The board is a series of islands, each of which can be visited by novices to complete certain actions: smaller ones allow you to gather actions for subsequent play, and your main objective is to populate the biggest island of all – the temple – with your novices, to sway the victory your way.
Each player begins the game with five such novices at their disposal – though you can recruit more during play – and they begin the game scattered around the various isles. On your turn you have various actions you can take involving your novices – moving them from island to island, or removing them (in pairs) from an island in order to pick up one of the special action chits. These can then be played: boats can move novices around, herbs help used novices back onto an island, shrines can be built that make your economy cheaper: on an island where you’ve built a shrine, one novice can now to the work of two.
But as previously stated, you really want to get monks into the temple. Adding a monk there is done by taking a tile from a path around the main island – either behind the guard, or ahead of him if you have a bribe handy. Each tile has a number value so when you add it to the temple, any adjacent tiles occupied by opponent’s monks get bumped out – and no longer score points. There are two puzzles at play here – the economy of novices, shrines and actions, and the temple scoring. But rewind back to the start now because there are three more factors to consider as well: shuffling around the islands are the Builder, the Apostate, and the Moon Priestess herself. A shrine may only be built where the builder is. The Apostate costs you points if you are present on his island come the end of a round. And the Priestess, as you might expect, scores you points.
There’s a fair bit going on in Luna – we’ve not told you everything here – but after six rounds of cognitive thought and tactical battle, the player with the most points wins.
More than first meets the eye. Although there's no direct combat as such, just one play of the game will reveal it's tormented inner soul: you can be ousted from point-scoring positions in various places, left behind on tie-breakers, hit by the unexpected arrival of the Apostate...
High dropping to moderate. Like most Stefan Feld games, it's more a puzzle than a story, and every play requires a bit of thought.
There are different ways to play Luna; aggressively, reactively, tactically... but the main puzzle will always be the challenge of realising plans without opponents outwitting you.

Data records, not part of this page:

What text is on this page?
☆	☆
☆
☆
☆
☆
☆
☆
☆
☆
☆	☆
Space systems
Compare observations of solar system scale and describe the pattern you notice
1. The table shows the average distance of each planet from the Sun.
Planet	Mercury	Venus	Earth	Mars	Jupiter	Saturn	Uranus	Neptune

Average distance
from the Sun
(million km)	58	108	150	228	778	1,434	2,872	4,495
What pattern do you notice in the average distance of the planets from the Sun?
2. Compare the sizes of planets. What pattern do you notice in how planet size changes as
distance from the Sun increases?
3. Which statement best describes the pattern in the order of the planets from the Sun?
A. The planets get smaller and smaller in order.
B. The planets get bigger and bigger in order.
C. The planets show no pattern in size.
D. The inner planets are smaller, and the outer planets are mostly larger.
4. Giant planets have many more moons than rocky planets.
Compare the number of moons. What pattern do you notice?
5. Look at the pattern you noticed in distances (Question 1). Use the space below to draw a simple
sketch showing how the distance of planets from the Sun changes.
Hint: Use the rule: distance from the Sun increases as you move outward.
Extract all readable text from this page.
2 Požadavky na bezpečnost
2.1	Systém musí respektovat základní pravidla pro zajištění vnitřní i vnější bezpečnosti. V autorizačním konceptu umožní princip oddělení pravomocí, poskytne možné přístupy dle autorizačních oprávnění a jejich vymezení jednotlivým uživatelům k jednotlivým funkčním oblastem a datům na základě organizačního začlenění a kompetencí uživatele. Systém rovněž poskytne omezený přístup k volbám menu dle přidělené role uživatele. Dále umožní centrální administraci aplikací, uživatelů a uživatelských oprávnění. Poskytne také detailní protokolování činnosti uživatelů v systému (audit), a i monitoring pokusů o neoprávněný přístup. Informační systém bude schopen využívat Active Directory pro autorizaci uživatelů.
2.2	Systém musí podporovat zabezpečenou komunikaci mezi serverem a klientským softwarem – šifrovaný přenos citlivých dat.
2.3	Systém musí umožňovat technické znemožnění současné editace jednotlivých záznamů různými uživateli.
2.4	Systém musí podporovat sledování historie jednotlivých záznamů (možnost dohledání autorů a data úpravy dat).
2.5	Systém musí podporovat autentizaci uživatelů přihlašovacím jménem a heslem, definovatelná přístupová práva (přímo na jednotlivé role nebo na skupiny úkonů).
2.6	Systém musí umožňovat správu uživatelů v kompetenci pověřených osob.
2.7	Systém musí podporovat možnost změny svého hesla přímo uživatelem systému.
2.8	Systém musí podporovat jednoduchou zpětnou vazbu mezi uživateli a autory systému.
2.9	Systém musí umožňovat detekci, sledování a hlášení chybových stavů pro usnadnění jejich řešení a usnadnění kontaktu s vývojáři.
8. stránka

There are no random factors in Luna, but it's not a game you can exactly tick off either. Each play brings new challenges.
Sam says
I enjoyed Luna well enough - almost more chewing it over after the event than the actual play. This designer's games never fail to have a little intrigue in them; they're always cleverly designed and although the theme rarely comes through, the play is intricate. That said though I think there have been games published since that do the puzzle thing in a more satisfying way, visually speaking. And games where the puzzle element has felt more overtly fun. It's a hard one to sum up, but for whatever reason despite impressing me, I didn't feel a huge amount of warmth for it - unlike sister game Macao, for instance, which I've played a zillion times and still enjoy a great deal.